Figure S6. Comparison of k_PL and k_PB values obtained from the original and denoised in vivo data. (A) Correlation plots of k_PL estimates from the raw images and those of the corresponding voxels from the GL-HOSVD denoised images (DN) of the dataset HV-01 at five different SNR_auc ranges of raw lactate signals. (B) Correlation plots of k_PB estimates from the raw images and those of the corresponding voxels from the GL-HOSVD denoised images (DN) of the dataset HV-01 at three different SNR_auc ranges of raw bicarbonate signals. The red diagonal lines indicate when the ratio of k_PL(raw) to k_PL(DN) is 1. The average of the ratios is indicated in each plot.

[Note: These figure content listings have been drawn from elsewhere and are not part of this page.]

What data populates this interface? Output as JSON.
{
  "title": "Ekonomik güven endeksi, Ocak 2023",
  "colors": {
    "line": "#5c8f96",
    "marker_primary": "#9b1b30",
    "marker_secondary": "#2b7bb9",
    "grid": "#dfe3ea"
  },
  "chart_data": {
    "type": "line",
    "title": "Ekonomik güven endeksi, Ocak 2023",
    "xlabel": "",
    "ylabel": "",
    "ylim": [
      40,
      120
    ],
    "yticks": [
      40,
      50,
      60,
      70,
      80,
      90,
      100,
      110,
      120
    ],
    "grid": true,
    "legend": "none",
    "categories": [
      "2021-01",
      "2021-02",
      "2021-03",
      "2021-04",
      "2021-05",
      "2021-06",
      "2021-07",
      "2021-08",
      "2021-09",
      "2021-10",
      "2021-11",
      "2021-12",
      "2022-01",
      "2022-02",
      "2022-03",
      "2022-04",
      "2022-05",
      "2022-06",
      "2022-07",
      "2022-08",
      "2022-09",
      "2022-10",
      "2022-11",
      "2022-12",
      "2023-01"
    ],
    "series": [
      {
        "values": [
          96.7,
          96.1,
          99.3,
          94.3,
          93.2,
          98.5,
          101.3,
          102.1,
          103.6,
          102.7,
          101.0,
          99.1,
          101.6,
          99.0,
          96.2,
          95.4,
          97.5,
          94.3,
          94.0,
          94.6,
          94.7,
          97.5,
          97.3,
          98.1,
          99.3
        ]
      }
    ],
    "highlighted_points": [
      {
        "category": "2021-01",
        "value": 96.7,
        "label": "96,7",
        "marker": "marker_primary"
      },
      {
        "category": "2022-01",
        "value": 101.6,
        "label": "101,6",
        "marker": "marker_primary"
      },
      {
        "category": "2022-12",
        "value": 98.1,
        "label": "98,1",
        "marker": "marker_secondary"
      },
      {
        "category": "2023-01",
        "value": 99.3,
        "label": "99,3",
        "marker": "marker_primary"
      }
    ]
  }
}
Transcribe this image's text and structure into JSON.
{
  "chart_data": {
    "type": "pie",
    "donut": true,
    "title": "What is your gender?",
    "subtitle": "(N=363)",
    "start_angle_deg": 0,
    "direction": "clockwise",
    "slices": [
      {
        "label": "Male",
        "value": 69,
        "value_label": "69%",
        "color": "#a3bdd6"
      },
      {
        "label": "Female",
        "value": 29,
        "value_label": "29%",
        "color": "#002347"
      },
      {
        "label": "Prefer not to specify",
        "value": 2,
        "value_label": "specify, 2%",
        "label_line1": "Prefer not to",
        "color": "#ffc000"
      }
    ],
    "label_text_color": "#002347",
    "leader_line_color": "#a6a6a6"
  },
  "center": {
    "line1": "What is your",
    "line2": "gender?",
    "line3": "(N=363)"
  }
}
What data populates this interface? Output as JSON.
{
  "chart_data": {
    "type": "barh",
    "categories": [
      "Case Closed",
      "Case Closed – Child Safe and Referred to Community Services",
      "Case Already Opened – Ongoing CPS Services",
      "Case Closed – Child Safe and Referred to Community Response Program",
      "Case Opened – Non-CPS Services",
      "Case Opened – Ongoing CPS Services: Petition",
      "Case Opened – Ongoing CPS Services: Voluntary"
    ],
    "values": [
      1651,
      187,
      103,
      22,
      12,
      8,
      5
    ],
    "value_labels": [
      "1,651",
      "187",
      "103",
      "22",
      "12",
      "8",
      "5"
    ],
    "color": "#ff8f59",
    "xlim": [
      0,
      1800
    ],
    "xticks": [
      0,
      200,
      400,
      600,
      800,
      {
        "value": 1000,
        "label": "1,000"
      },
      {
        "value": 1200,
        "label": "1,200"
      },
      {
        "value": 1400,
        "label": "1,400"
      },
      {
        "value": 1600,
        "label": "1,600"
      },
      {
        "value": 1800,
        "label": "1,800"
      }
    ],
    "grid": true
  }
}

Figure S7. Comparison of original and denoised metabolite dynamic data. Traces of the original and denoised metabolite signals in arbitrary units (a.u.) from 4 selected voxels, indicated by green boxes in the k_PL maps with numbered labels, are shown. For each voxel, pyruvate and lactate data points before (‘Orig.’; blue) and after denoising (‘DN’; orange) are displayed. The SNR_auc for the raw lactate signals are denoted in each plot. In the lactate graphs, the curves from k_PL fitting of the original and denoised data are also shown with dashed black lines and solid orange lines, respectively. The corresponding fitted k_PL values are plotted in the bottom graphs with error bars representing standard deviations of the fitted k_PL. The fitted curves of the original and denoised lactate signals from voxels #1 and 4 showed good agreement while the k_PL values from the denoised data were determined with higher precision than those from the original data as can be seen from the k_PL error bars. From voxels #2 and 3 where the lactate signals were relatively low, the initial signal rise was not accurately captured for the original data due to fluctuating initial data points, resulting in high k_PL with low precision.

Figure S8. Effect of patch size on the performance of GL-HOSVD. Three different patch sizes (3×3, 5×5, 7×7) were applied in GL-HOSVD to denoise a dynamic series of pyruvate and lactate images with random Gaussian noise σ_n = 0.4, and k_PL maps were calculated from the resulting images. (A–C) Ground truth k_PL maps for the whole brain slice, gray matter, and white matter (top to bottom); the k_PL maps from the denoised data using the patch size of 3×3 (D–F), 5×5 (G–I), and 7×7 (J–L) for the whole brain slice, gray matter, and white matter (top to bottom). As the patch size increases, the k_PL maps contain less noise but lose finer details, as manifested by the blurred edges.

Table S1. Summary of metabolite SNR_auc; spatial coverage in k_PL and k_PB maps; and the mean voxel-wise k_PL and k_PB values from the original (Orig.) and denoised (DN) dynamic HP-¹³C EPI images of the brain acquired from 6 healthy volunteers.